Thursday, 18 June 2026

#391: Non Stop Disco

 I drank almost nothing of great interest (to this blog) during the month of May. An Orval here or there, sure. Sagres from the can in Portugal, grand. Plenty of house Pils of course. One outlier was pulled from under the stairs, but more on that in the next post. 

This lassitude - a hiatus of beery curiosity - continued into June until the appearance of Galway Bay's Disco Paradiso in the local this past weekend. Two cans please, I usually like this sort of thing. Of particular interest was the method of steeping overnight the oats for this mash, presumably removing the cereal on brewday and using this oat milk as part of the liqour for the brew. I am as much an oat milk enjoyer and porridge enthusiast as I am an appreciator of oats in beer, particular a modern hop-forward style like this. Also of interest, on the topic of hops, is the use of Yakima Chief's proprietary Hyperboost hop extract in the dry hop (Strata) as well as a whirlpool addition of Nelson Sauvin.

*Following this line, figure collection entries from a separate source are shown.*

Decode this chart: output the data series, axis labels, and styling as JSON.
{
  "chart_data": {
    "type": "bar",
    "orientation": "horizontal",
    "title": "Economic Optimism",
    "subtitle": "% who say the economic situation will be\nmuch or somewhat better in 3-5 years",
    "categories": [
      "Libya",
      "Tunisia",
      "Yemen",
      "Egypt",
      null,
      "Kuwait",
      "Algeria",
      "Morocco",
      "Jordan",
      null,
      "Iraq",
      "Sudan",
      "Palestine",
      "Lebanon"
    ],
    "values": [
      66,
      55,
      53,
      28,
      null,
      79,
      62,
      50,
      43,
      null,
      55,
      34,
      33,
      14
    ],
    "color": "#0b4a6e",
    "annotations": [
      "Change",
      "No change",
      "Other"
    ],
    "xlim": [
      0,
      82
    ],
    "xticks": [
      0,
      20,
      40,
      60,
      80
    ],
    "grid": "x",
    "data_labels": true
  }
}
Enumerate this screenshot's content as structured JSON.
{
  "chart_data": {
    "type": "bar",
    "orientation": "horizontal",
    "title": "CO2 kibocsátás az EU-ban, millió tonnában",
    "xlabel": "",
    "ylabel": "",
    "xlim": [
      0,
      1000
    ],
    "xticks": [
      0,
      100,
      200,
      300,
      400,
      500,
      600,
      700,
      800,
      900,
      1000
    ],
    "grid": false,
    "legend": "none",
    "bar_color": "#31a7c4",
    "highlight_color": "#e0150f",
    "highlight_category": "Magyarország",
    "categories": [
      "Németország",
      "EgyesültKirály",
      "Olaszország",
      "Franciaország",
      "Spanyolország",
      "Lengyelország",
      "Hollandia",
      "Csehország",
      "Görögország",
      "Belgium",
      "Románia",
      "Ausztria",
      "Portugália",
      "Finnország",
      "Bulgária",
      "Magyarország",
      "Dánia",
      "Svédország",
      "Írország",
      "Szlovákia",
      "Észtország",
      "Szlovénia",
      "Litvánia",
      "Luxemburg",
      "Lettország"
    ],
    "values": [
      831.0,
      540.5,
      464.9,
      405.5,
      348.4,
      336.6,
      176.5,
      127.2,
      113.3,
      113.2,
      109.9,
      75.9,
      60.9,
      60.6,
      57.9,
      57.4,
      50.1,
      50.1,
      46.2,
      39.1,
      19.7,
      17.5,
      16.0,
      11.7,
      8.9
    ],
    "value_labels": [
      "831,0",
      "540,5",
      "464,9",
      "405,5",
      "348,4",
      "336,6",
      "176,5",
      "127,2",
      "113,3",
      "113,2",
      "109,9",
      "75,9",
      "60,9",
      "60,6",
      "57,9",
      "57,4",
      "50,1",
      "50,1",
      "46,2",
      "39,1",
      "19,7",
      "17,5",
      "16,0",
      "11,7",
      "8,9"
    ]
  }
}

It's 7.8% and it certainly looks milky, with a small enough cap of foam that, despite the reasonable level of carbonation disappears after 90 seconds, leaving the beer looking slightly ill in its flabby opacity. Not the most beautiful presentation, then. Far more beautiful is the aroma, promising mango and galia melon in spades, overripe and heady and sweet, like sticking the head into a freshly opened bag of hop pellets. This is generally delivered on the palate, but with something else too. The initial intense rush of super sweet mango - ripe almost to the point of tartness - alongside quieter notes of kiwi and grapefruit, is muscled out of the way by a buzz of hot hop dust. These are not the balancing IBUs of a heavily bittered DIPA but (at least to my palate) the sensation is of raw hop pellet. Look, I've been there. When you are around pelletised hops on a daily basis, basking in their aroma, you will be tempted to stick one in your mouth. When you do, you realise that the wonderful fruity complexity of the aroma is nowhere to be found, and in its place is a harsh dusty vegetal bitterness, almost acrid, with pale shadows of the pleasant characteristics barely detectible underneath. 

Of course, this isn't exactly what's going on in the beer; there's plenty to enjoy here but you have to accept that while you're eating your lovely syrupy sweet fruit salad there will be the occasional raw and underripe green pepper, and maybe a twang of garlic for good measure.

You might be forgiven for thinking I hated this beer, but I didn't. I had both cans in succession, clearly feeling there was a high in there worth chasing - the sheer intensity of hop delivery is a decent reflection of what was promised on the can. However, for the price of entry (€6+) I don't anticipate much further exploration. 

After waiting around six weeks to try an interesting beer, one finally comes along that is almost too interesting for its own good.